Another notice from the Child Care Program Office dated May 14 explained that funding had run out due to overwhelming demand.

Alaska’s childcare providers requested a total of $9,037,739. The office was only allocated $6,400,000 in federal CARES Act funds, an amount that they found out after announcing the plan for monthly payments to providers. The state kicked in the rest to to cover the initial request. But the office now estimates that it will need $20 million dollars to cover the additional need.

The notice said the office is working with Alaska’s Congressional delegation to find more money.

Rodriguez said she’s also reaching out to legislators.

“We have been flooding them with phone calls and emails and, and letters just explaining our situations and just the lack of funding that’s there for us to stay alive,” Rodriguez said.

State officials did not respond to a request for comment at the time of this report.

Representative Ivy Spohnholz, a Democrat from Anchorage, said she too is anxiously awaiting an announcement from the department.

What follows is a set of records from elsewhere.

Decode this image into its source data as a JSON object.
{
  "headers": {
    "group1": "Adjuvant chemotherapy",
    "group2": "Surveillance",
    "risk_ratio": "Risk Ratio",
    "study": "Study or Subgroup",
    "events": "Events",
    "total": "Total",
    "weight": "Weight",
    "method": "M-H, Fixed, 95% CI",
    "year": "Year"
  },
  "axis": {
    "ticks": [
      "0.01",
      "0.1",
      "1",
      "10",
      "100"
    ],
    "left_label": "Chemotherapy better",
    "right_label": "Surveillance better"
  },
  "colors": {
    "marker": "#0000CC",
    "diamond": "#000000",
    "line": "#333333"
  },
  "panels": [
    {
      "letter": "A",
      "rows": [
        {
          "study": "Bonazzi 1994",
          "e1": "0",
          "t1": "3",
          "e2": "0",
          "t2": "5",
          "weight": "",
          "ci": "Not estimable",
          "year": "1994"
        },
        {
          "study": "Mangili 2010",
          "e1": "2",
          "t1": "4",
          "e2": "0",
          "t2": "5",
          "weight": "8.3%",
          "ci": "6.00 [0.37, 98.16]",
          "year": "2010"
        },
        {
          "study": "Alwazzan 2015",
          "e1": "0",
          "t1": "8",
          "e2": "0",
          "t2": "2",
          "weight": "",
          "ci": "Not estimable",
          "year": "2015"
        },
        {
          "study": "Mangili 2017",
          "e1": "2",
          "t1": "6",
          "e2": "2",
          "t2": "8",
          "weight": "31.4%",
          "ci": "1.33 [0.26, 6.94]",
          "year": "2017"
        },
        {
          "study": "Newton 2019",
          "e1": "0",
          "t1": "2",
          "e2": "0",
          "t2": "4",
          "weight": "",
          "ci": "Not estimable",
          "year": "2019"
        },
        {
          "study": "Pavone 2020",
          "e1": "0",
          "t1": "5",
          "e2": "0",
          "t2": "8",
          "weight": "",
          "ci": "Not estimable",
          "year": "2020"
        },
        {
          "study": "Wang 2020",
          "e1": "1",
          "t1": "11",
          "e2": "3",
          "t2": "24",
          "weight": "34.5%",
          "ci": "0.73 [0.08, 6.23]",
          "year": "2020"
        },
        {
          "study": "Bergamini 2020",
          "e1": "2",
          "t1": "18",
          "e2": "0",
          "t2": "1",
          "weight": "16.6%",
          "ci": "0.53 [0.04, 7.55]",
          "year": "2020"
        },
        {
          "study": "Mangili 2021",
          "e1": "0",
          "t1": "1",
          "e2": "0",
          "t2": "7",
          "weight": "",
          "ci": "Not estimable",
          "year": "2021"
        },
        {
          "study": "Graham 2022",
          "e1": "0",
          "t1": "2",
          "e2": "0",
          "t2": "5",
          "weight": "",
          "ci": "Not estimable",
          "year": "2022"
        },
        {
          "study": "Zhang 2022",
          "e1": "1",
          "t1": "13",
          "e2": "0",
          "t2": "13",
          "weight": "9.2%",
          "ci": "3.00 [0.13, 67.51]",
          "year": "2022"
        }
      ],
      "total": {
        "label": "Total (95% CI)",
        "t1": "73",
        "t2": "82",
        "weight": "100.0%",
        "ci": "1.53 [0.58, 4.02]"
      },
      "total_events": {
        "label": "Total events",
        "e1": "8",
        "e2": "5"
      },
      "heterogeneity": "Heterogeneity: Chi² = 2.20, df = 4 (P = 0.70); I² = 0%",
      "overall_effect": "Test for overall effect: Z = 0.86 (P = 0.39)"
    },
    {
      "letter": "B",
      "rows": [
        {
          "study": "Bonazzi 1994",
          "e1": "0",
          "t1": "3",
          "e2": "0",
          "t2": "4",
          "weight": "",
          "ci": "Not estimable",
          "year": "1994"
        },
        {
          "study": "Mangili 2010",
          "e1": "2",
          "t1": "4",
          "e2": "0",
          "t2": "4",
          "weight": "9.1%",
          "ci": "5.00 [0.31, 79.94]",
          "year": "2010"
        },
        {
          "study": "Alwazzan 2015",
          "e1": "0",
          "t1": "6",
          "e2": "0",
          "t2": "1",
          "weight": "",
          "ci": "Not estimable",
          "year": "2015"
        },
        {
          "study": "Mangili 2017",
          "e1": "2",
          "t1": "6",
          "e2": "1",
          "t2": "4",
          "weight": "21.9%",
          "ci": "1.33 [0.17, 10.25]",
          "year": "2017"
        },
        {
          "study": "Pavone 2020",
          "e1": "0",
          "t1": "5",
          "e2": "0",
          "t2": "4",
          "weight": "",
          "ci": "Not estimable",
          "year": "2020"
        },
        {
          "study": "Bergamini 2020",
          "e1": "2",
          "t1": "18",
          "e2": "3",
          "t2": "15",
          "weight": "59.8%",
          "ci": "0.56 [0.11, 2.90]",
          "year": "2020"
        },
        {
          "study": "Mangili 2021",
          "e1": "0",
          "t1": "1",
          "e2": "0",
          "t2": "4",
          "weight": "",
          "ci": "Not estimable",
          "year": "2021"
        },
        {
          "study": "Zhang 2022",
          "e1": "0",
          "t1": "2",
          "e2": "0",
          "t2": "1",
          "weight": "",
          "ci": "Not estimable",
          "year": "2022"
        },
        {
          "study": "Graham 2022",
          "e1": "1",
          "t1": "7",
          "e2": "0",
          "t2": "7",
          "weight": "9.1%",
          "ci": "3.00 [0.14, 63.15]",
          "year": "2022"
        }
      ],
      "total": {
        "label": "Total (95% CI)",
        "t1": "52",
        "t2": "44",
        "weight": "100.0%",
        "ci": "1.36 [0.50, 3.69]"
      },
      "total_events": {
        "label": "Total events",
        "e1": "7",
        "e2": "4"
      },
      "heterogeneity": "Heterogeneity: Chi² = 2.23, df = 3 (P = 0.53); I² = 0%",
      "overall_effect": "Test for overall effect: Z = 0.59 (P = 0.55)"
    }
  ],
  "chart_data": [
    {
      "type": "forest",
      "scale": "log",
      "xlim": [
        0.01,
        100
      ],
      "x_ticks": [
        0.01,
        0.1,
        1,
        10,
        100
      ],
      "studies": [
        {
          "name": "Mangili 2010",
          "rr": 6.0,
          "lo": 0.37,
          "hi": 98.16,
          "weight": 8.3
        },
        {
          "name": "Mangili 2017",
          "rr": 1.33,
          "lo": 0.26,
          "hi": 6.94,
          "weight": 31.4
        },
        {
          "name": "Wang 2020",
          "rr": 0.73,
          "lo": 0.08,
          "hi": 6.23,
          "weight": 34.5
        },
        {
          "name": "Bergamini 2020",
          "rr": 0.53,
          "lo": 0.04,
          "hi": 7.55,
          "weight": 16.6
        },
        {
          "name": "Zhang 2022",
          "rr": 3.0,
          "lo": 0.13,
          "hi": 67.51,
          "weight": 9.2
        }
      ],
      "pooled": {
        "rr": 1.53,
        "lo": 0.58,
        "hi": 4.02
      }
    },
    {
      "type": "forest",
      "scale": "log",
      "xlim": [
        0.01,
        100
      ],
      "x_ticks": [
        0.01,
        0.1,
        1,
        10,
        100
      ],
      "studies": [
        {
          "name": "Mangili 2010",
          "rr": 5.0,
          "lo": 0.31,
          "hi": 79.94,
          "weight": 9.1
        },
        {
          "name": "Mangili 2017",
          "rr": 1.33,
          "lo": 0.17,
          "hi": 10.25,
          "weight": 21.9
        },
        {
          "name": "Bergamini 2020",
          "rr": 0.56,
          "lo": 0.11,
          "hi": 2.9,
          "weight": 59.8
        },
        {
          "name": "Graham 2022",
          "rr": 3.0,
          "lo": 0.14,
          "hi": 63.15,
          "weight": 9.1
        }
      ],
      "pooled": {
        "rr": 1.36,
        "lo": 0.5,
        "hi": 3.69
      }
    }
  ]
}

Spohnholz, whose husband ran a non-profit child development center for several years, said she understands just how precarious the financial side of childcare is under normal circumstances.

But beyond keeping providers afloat, Spohnholz said childcare is essential to successfully reopening Alaska’s economy.

“We can’t have workers go back to work if they don’t have stable childcare,” Spohnholz said. “[That] makes it just so important that the department find funding to make sure that these childcare providers, which are mom and pop shops for the most part across the state of Alaska, are able to stay open and don’t close because of their inability to pay their bills.”

Related: LISTEN: As parents head back to work, childcare providers are struggling to meet demand

Rodriguez, of Bright Beginnings, said she’s cautiously hopeful that her business will survive. It’s the only business she’s ever known.

“We’re certainly living everyday like we’re going to be here for 18 more years,” Rodriguez said, “I can’t see myself doing anything else because it’s such a rewarding career to just be able to get people off to the right start to their lives and provide the skills that they need to productive and effective and well adjusted. It’s all I’ve ever done and all I ever will do.”